A Low-temperature 1H NMR Study of H2O and D2O Associated Competitively with Immunoglobulin G in Solution

TL;DR

This study uses low-temperature 1H NMR to analyze how D2O and H2O compete for binding sites on immunoglobulin G, revealing preferential D2O binding and heterogeneity in hydration water at sub-zero temperatures.

Contribution

It introduces a methodology for characterizing competitive D2O/H2O association with proteins using low-temperature 1H NMR, providing direct data on isotope adsorption and hydration heterogeneity.

Findings

D2O shows preferential binding to immunoglobulin G.

Isothermals suggest polymolecular adsorption behavior.

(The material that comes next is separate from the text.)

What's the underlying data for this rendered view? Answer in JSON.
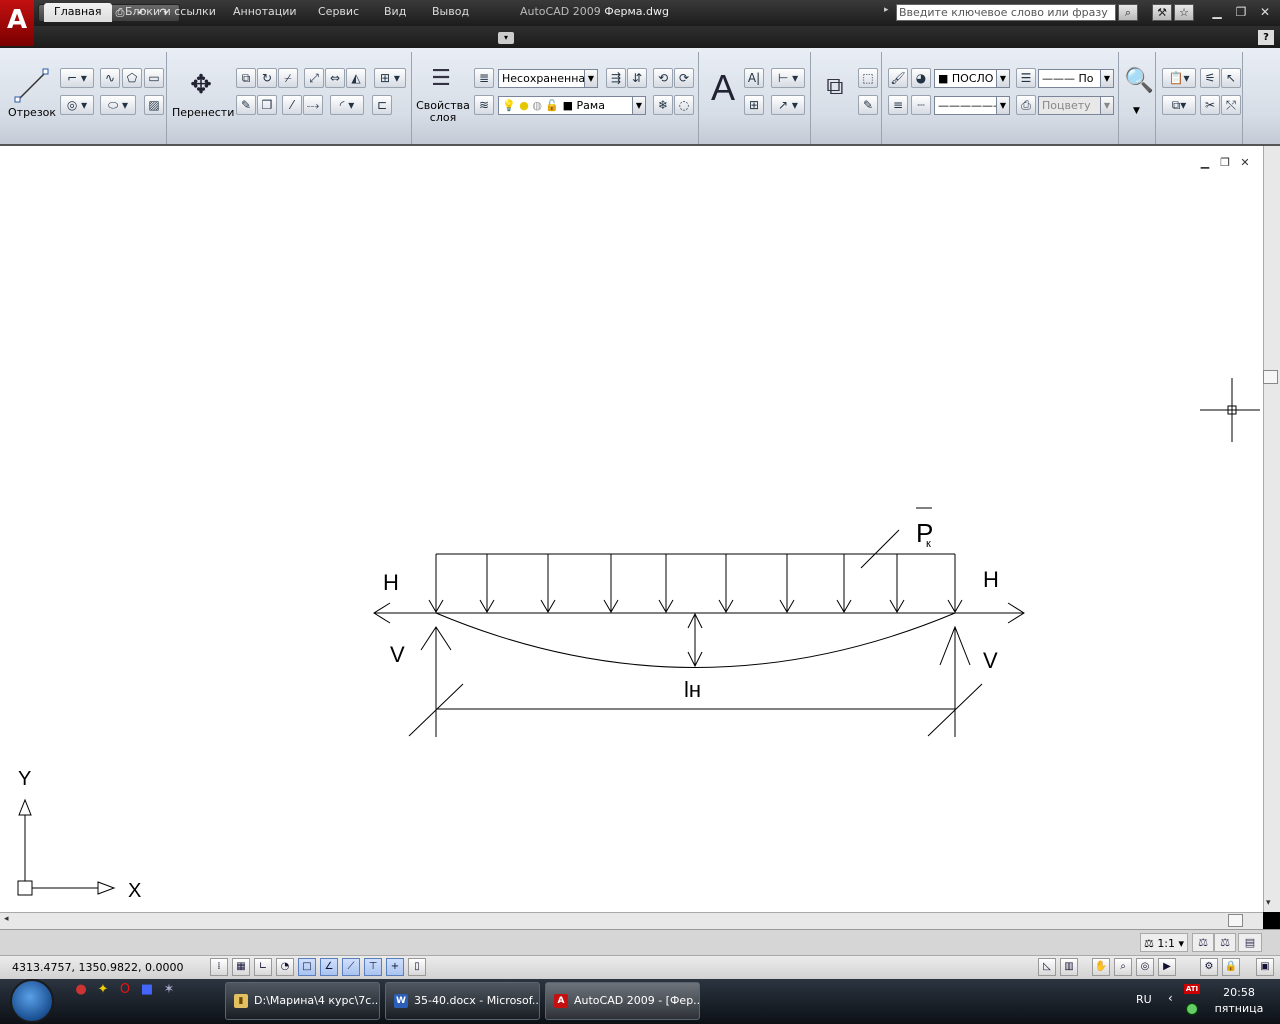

Heavy water binds mainly to charged and polar groups at low temperatures.

Abstract

An approach has been proposed to characterize the competitive association of D2O and to study the heterogeneity of hydration water adsorbed by the protein, immunoglobulin G, using methodology for determining of non-freezing water in mixed H2O-D2O protein solutions by low-temperature 1H NMR technique. Direct data on the numbers of deuteriums adsorbed by immunoglobulin G and isothermals of water (D2O) sorption by the protein for solution hydration conditions were obtained. The preferential binding of D2O as well as the isotopic effect of low D2O concentrations was simply confirmed using this method. The shape of the isothermals, similar to that for polymolecular adsorption, demonstrates relative changes in the fractions of heavy water isotope bound to different groups of protein atoms on decreasing temperature in frozen solution. At -35 deg C the major fractions attached to charged and polar atomic groups appear to be related as 2/3. The adsorption curves indicate the direct relationship of non-freezing water to interface water in protein powders.